High school tests show rise in ability

Yomiuri Shimbun (Apr. 15, 2007)

The results of a nationwide test of third-year high school students’ academic ability, conducted in November 2005, suggest that a recent decline may have bottomed out, and things could even be improving in some subjects, the Education, Science and Technology Ministry said.

The test was the first of its kind conducted on third-year high school students who had been taught exclusively under the ministry’s curriculum guidelines advocating “pressure-free education.”

However, although results for the latest test marked a slight improvement compared with similar tests conducted under the previous guidelines in 2002 to 2003, the actual number of correct responses in mathematics and sciences fell short of what the ministry had expected for the average student.

About 150,000 third-year high school students across the nation, or about 13 percent of the third-year high school students, took the standardized tests in 12 subjects, in six broad categories–Japanese, geography/history, civics, mathematics, science and English.

Subjects covered in the tests were mostly those students were taught in their first year of high school.

When the percentage of correct responses was compared with the results for the same questions asked in the previous tests, students in the 2005 tests did better than those who took the previous ones in about 14 percent of 181 such questions, did more or less the same in about 80 percent of such questions, and did worse in about 6 percent of such questions, the ministry said.

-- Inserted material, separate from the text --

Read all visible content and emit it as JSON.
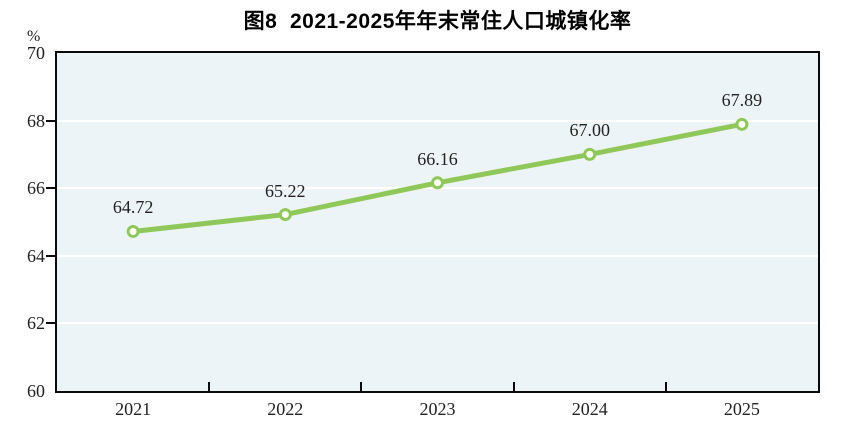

By subject, students who took the 2005 tests did better than those taking the earlier tests in six subjects–world history, geography, politics and economics, physics, chemistry and English.

When similar tests were conducted in 2004 under the new course of study, which covered students at primary and middle schools, there also were signs of improved academic ability.

The ministry calculated a benchmark percentage for a student studying for what it considered a standard amount of time, and compared this figure with the actual test scores.

For all 12 subjects, students did better than the ministry had expected in four subjects, including Japanese and world history, but fell short of the ministry’s expectations in eight subjects, including mathematics, physics and English.

Students fared particularly badly in mathematics, falling short of ministry expectations in two-thirds of mathematics questions and about half of the questions asked in physics, chemistry, biology and earth science.

For those exam questions requiring written responses, a format of questions that Japanese students have proved relatively weak with in international comparisons, students fell short of the ministry’s expectations in eight of the 12 subjects.

In a survey of student attitudes, conducted at the same time as the academic tests, the percentage of those students who said they enjoy studying, or who said studying is important, exceeded the numbers in previous surveys.

One education expert said the apparent improvement in standards might have resulted from additional measures implemented by teachers, including supplementary lessons, who had grown alarmed at the apparent fall in standards.